Bu cümleleri kitabıma yazalı tam 10 yıldan fazla oldu. Bu zaman içerisinde, evrenin değişmez yasalarından biri olan bu bilgi, yaşama tutunmamın amaçlarından birini teşkil etti. Özellikle şu “geçici” kelimesi her zaman içimi rahatlatmıştır.
Dünyamız bir toz bulutu gibi yangınlarla kavrulup, sularda boğuluyor. Düzensizliğin artışı neredeyse tavan yaptı. Yanan ormanların üzerinde neredeyse mangal partileri düzenliyor insanlık. Türk mavisi rengindeki okyanuslarını lağıma çeviriyor sanki. Doğanın yavrularına acımasız davranıyor. Kendi türünü de acımasızca katlediyor. Bu bozulma, doğal yollu bir düzensizlik değil, bilinçli ve akıllı bir canlının elinden çıkıyor sanki.

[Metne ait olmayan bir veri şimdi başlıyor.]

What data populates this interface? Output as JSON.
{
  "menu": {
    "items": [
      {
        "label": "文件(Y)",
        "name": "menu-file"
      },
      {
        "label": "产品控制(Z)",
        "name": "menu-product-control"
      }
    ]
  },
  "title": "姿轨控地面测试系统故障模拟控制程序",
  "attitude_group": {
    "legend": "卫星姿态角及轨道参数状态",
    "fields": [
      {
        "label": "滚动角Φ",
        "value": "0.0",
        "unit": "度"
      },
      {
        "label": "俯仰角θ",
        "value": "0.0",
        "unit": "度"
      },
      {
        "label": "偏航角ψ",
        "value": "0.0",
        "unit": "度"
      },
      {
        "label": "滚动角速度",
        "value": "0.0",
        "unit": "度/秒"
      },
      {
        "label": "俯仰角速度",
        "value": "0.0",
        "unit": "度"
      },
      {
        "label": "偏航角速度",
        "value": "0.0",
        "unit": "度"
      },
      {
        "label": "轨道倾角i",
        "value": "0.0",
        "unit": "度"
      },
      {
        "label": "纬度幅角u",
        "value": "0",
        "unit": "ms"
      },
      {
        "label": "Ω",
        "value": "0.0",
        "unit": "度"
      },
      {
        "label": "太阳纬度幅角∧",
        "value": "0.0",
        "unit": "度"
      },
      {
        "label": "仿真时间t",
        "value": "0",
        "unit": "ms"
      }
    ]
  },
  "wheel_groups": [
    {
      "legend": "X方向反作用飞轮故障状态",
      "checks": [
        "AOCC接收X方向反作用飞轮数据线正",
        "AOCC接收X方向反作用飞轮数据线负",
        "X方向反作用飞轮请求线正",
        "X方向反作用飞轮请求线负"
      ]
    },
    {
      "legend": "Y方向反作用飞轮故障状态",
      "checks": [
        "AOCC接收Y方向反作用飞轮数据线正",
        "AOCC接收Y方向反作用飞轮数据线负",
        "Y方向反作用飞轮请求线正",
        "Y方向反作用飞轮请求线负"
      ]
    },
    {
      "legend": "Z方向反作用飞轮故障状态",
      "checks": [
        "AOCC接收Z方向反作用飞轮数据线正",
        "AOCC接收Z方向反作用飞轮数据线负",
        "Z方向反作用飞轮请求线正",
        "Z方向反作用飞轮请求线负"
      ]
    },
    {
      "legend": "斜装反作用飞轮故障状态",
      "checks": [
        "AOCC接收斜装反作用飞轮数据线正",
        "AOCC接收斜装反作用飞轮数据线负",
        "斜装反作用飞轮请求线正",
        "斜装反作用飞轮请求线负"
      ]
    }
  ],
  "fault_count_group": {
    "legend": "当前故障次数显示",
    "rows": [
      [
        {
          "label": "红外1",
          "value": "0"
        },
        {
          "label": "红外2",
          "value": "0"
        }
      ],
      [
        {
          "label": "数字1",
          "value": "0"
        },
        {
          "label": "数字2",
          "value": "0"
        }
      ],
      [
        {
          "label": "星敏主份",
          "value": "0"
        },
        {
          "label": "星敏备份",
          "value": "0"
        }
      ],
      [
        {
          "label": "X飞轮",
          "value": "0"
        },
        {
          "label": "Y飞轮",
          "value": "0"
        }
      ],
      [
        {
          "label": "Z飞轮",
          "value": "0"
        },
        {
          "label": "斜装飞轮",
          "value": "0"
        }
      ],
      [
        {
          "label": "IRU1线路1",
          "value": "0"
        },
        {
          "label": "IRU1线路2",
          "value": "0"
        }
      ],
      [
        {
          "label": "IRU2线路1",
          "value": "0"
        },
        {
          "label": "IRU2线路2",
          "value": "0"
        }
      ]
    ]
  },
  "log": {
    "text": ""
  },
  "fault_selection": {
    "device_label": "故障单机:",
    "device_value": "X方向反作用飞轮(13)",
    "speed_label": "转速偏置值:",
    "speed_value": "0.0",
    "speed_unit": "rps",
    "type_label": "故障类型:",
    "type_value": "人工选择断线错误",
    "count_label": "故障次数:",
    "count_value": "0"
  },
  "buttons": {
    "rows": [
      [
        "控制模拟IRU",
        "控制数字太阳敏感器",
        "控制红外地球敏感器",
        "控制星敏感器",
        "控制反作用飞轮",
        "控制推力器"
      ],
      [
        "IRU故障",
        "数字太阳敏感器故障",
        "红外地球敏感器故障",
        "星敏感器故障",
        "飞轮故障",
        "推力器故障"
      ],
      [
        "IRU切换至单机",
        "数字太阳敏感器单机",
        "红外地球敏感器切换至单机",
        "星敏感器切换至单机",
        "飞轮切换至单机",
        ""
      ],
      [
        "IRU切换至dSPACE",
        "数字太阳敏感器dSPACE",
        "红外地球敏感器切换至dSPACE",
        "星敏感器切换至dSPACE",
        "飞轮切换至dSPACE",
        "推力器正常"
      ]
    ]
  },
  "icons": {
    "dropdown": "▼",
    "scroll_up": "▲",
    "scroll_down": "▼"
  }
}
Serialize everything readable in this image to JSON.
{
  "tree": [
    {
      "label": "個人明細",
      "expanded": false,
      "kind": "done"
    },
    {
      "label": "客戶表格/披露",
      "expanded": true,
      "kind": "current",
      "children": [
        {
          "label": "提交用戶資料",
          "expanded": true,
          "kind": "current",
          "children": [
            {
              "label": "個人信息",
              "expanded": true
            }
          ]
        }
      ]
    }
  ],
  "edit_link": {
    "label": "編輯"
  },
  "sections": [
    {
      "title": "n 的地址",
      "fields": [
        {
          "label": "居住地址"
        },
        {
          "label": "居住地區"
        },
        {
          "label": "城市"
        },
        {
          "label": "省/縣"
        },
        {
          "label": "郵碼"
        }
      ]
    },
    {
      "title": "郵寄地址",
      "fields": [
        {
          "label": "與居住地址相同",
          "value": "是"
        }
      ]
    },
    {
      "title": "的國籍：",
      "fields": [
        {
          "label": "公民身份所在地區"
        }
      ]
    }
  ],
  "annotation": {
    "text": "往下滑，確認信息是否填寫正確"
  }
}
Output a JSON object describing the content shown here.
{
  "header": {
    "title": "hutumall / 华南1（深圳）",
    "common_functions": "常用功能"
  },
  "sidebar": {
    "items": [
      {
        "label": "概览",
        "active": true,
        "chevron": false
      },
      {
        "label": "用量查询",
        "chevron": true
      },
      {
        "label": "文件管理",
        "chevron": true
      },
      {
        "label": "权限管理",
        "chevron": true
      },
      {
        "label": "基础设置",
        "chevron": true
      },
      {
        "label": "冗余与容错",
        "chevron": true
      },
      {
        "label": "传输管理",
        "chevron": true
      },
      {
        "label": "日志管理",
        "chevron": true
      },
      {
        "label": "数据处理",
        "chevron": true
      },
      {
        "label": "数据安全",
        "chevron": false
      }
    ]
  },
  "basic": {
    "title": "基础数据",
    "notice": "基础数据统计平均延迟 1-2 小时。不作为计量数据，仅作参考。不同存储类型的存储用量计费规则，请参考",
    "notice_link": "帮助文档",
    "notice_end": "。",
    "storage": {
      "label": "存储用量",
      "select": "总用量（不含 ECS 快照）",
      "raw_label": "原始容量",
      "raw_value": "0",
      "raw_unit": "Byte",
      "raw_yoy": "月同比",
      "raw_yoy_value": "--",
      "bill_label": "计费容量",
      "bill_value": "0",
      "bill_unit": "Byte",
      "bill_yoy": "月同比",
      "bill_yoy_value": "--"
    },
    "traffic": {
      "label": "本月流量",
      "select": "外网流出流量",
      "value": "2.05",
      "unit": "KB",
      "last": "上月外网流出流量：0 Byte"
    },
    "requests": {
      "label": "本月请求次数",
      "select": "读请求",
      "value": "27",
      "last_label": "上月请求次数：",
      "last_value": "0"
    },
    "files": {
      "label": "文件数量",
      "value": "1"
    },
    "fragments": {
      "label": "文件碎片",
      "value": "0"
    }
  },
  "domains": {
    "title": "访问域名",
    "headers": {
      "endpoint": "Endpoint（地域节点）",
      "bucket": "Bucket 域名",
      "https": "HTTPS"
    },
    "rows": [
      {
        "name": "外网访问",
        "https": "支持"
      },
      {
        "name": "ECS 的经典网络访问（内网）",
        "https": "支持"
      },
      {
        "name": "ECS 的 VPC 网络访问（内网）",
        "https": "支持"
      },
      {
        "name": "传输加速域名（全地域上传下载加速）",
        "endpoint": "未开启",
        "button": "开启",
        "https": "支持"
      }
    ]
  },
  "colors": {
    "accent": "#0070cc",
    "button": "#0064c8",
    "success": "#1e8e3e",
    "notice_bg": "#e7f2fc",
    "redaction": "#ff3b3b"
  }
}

Fakat bu görünen, resmin küçük bir detayı. Uzay-Zaman ölçüsünde çok minik bir değişim. Bir gezegenin böyle helak edilmesi, yine o gezegenin üzerinde yaşayan, o gezegende barınan, geçinen, nefes alan, doyan akıllı insanların bir organizasyonu olması da büyük bir ironi.
Şunu düşünüyorum her zaman. Bir yerde düzensizlik artarsa, başka bir yerde düzen artar.
Kim bilir: Belki dünyadaki bu düzensizliğin artışı, başka bir gezegende yaşamın doğuşunu müjdeliyordur. Oradaki yaşamların filizlenmesine katkımız oluyordur bilinçsizce.
Sizce de bu kadar fedakar olmalı mıyız?
Belki de dünya üzerinde yaşam kurulurken milyarlarca uzaklıktaki bir gezegende yaşam yok oluyordu. Onlar da kendilerini böyle feda ettiler ve bizim mavi gezegenimizde insanlık ortaya çıktı. Belki de sıra bizde. Biz şimdi başka bir platformdaki yaşamların oluşmasına katkı sağlıyoruzdur.